China is finally facing reality

china woman mirror
china woman mirror

(Reuters)

Zhou Xiaochuan, the head of China's central bank, the People's Bank of China, rarely makes public statements.

But with the country's economy slowing down and driving significant volatility in global markets, and with G-20 world leaders meeting in Shanghai, he made a speech.

Most of his comments echoed past statements. But there was one significant language shift that should change how people talk about the Chinese economy going forward.

He said monetary policy would be "prudent with a slight easing bias." He also said the economy had more room for easing going forward.

This is key. The Chinese economy is going through the difficult transition from one based on investment to one based on consumer consumption. To get it done, though, the country will have to improve productivity and restructure massive companies with a lot of debt — companies in industries like property and manufacturing that used to drive the economy.

Of course, as this is happening, the government doesn't want a load of jobless people. It doesn't want credit events.

So while the government has talked a lot about reform, not much has happened yet.

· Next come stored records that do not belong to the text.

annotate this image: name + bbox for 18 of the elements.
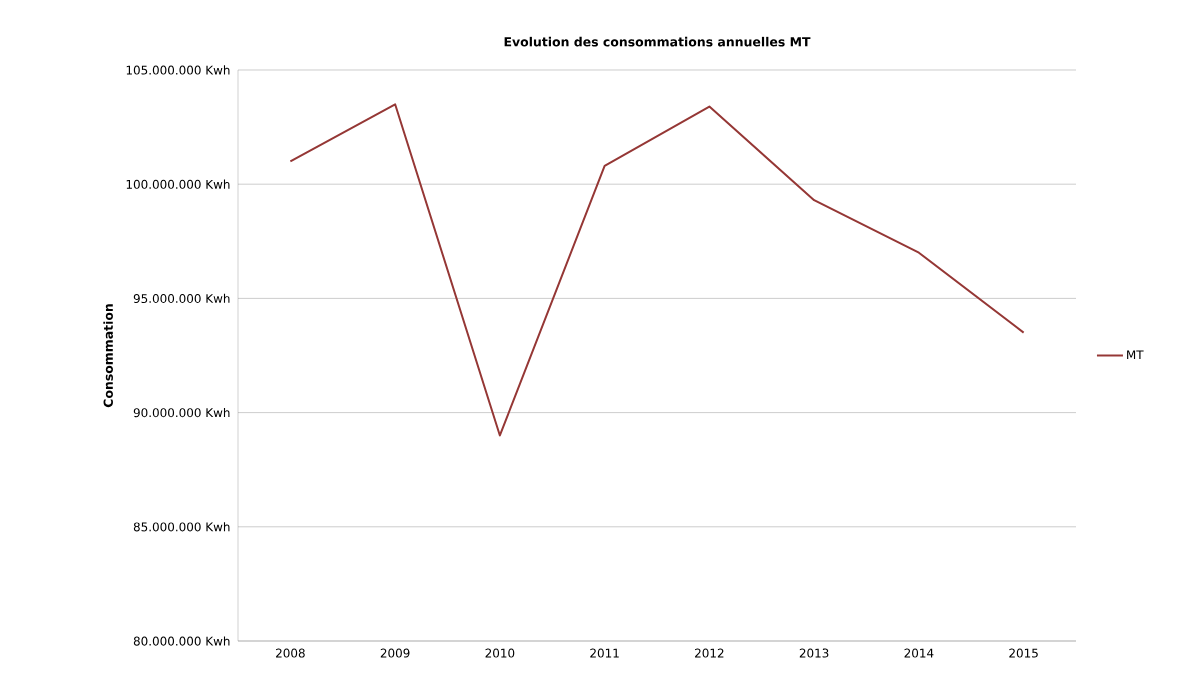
y-tick-label: 85.000.000 Kwh — [133, 522, 230, 532]
line-series — [289, 103, 1025, 437]
x-tick-label: 2009 — [380, 648, 410, 658]
x-tick-label: 2008 — [276, 648, 305, 658]
y-axis-title: Consommation — [103, 304, 113, 408]
x-tick-label: 2011 — [590, 648, 619, 658]
x-tick-label: 2012 — [695, 648, 724, 658]
y-tick-label: 100.000.000 Kwh — [126, 179, 230, 189]
y-tick-label: 90.000.000 Kwh — [133, 407, 230, 418]
y-tick-label: 105.000.000 Kwh — [126, 65, 230, 75]
y-tick-label: 95.000.000 Kwh — [133, 293, 230, 304]
y-tick-label: 80.000.000 Kwh — [133, 636, 230, 646]
legend-label: MT — [1127, 350, 1144, 360]
chart-title: Evolution des consommations annuelles MT — [504, 36, 811, 47]
x-tick-label: 2013 — [799, 648, 829, 658]
x-tick-label: 2014 — [904, 648, 934, 658]
x-tick-label: 2010 — [485, 648, 515, 658]
x-tick-label: 2015 — [1009, 648, 1038, 658]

The government has talked about bankruptcy policy, it has talked about reducing excess capacity at debt-laden companies, and it has talked about getting Chinese people to move into empty buildings in third- and fourth-tier cities.

But it hasn't happened yet, because doing that right now would be too painful.

Keep it going no matter what

China instead has been turning on the spigots to keep money flowing through the economy. It has made it easier for people to buy cars, and it has cut interest rates. It is making money easy, and the same debt-laden corporations that China is trying to delever are just raising more debt in the country's booming corporate bond market.

Finally, Zhou is acknowledging this dissonance.

After the speech, Bloomberg economist Tom Orlik wrote in a note that while it was "an important rhetorical shift, in fact the language is now just catching up with the reality: policy has had an easing bias since mid-2015."

This is the first time the government has acknowledged that it is trying and must keep working at it. That means really painful reforms will have to wait until this ship is steady.